Wichtig ist es uns dabei, zu betonen, dass die neuen geplanten Verschlechterungen Teil einer Reihe an Einschränkungen im Bildungsbereich sind. Seit 1998 geht es zunehmend Richtung Verwertbarkeit und somit einem erschwerten Zugang zu Bildung. Es gibt Studiengebühren für alle, die nicht schnell genug studieren. Personen, die nicht aus der EU oder dem EWR kommen, müssen gleich von Anfang an und sogar doppelt zahlen, haben zugleich aber nur eingeschränkten Zugang zum Arbeitsmarkt. Mitbestimmungsstrukturen wurden auch schon in den letzten Jahrzehnten massiv geschwächt. Obwohl Studierende die größte Personengruppe an der Universität sind, haben sie nur knapp ein Viertel der Stimmen. Professor:innen, die sowohl am meisten verdienen als auch die kleinste Personengruppe darstellen, haben die Hälfte aller Stimmen in den universitären Entscheidungsstrukturen.

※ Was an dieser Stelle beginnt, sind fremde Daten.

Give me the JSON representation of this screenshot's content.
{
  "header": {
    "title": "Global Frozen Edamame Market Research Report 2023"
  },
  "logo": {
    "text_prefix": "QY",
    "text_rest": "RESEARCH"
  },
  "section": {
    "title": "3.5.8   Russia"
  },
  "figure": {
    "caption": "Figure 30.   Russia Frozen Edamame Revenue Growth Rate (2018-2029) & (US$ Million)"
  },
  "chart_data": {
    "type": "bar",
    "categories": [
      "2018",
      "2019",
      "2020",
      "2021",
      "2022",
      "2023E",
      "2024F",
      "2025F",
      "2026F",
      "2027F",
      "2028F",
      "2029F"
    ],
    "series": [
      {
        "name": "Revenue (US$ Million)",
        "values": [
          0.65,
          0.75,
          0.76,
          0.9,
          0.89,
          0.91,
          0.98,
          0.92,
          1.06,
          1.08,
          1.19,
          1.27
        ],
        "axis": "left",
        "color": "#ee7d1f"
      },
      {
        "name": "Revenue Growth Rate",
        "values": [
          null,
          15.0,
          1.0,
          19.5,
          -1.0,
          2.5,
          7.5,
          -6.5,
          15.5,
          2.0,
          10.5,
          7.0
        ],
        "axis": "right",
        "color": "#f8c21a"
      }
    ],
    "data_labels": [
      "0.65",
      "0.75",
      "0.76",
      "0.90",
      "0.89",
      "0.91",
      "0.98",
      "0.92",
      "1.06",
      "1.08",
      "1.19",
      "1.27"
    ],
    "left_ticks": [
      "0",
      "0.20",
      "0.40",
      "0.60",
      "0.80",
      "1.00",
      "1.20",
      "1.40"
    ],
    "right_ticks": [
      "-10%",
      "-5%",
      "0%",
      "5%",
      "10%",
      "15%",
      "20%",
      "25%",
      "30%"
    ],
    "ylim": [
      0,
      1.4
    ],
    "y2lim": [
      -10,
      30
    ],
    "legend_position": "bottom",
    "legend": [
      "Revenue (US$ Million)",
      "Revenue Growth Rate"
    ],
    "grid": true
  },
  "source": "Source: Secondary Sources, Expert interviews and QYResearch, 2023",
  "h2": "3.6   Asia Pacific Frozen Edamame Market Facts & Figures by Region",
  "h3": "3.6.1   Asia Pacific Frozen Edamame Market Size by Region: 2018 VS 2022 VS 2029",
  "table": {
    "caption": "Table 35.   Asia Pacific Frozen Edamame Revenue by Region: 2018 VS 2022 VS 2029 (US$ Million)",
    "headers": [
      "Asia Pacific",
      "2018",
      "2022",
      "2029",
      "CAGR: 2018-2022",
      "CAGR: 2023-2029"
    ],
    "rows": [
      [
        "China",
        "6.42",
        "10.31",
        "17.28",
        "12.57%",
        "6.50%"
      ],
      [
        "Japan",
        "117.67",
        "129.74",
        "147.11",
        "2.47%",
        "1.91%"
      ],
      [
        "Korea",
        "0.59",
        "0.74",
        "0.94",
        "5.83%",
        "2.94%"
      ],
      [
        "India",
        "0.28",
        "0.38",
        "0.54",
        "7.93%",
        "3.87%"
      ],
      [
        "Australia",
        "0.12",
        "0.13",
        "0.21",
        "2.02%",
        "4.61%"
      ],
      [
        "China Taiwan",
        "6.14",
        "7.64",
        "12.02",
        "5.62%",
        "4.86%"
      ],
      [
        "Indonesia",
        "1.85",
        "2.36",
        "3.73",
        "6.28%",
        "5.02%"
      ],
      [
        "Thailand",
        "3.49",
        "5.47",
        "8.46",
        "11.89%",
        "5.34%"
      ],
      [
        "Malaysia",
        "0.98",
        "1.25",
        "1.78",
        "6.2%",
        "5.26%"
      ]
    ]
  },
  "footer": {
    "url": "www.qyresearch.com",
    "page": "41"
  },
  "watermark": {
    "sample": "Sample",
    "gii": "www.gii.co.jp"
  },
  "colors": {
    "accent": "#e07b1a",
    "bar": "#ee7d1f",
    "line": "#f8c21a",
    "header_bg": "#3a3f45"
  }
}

Durch die Pandemie hat sich die Situation für Studierende und Lehrende massiv verschlechtert. Es gibt einen großen Anstieg an psychosozialen Erkrankungen. Wie in vielen anderen Bereichen der Gesellschaft geht allen langsam die Puste aus. Zugleich fehlt es immer noch, nicht nur an den Universitäten, sondern auch an den Schulen, an einem vernünftigen Umgang mit der Covid19-Krise. Rund ein Drittel der Lernenden kann nach wie vor, aufgrund von schwacher Internetanbindung und/oder fehlenden Arbeitsgeräten, nicht wie geplant am Unterricht teilnehmen. Hinzu kommen zusätzliche Belastungen, die sich für die vielen von uns die ihre (oftmals geringfügige) Arbeit verloren haben, alleinerziehend sind oder Pflege- oder anderen Tätigkeiten nachkommen müssen, ergeben. 

In Anbetracht all dieser Punkte hat es die Türkis-Grüne-Regierung vollkommen versagt, zu unterstützen – Es gab keine Hilfestellung, weder materiell noch finanziell. Und das, obwohl gerade für Personen mit Kindern im Schulalter und Studierende in dieser angespannten Situation Mehrfachkosten, seien es Druckkosten, technische Ausstattung, sozialer Support oder genügend zusätzliche Förderungen​​​​​​​ angefallen sind.

Die Regierung betreibt lieber trotz Krise gesellschaftlichen Umbau. Bereiche wie Kultur, Soziales, Bildung, Wohnen, Gesundheit und Wissenschaft sind seit Jahren unterfinanziert, stellen aber eine Basis unser aller Lebens und gesellschaftlichen Zusammenhalts dar. Diese Bereiche müssen ausfinanziert und Prioritäten somit richtig gesetzt werden.

Wir setzen uns daher für ein Bildungssystem ein, in dem alle die Bildung erhalten, die sie wollen und brauchen. Bildung muss für alle frei zugänglich sein. Es kann und darf nicht sein, dass in diesem und anderen Bereichen nur jene Personen Zugang bekommen, die leistungsfähig genug sind und über genügend Geld verfügen. Die #ugNOvelle, die viele dieser Punkte verschlechtert, soll trotz der Pandemie im März im Parlament beschlossen und ab Herbst umgesetzt werden. Dagegen werden wir protestieren. Wir rechnen mit einem brennend heißen Protestfrühling.

Wir stehen für eine grundlegend bessere Gesellschaft – eine in der ein gutes Leben für alle möglich ist. Für eine Welt, in der keine Person über andere bestimmen oder verfügen kann, in der alle die Möglichkeit haben gemeinsam Gesellschaft zu gestalten. Dies geht klarerweise über den Bereich Bildung hinaus, aber Bildung ist einer der Eckpfeiler um zu solch einer anderen Form des Miteinanders zu kommen.

Klar dabei ist – den Weg in Richtung einer solchen Gesellschaft – den schaffen wir nur miteinander und wenn sich viele in verschiedensten Bereichen dafür einsetzen. Wir laden daher dazu ein, sich gemeinsam zu organisieren!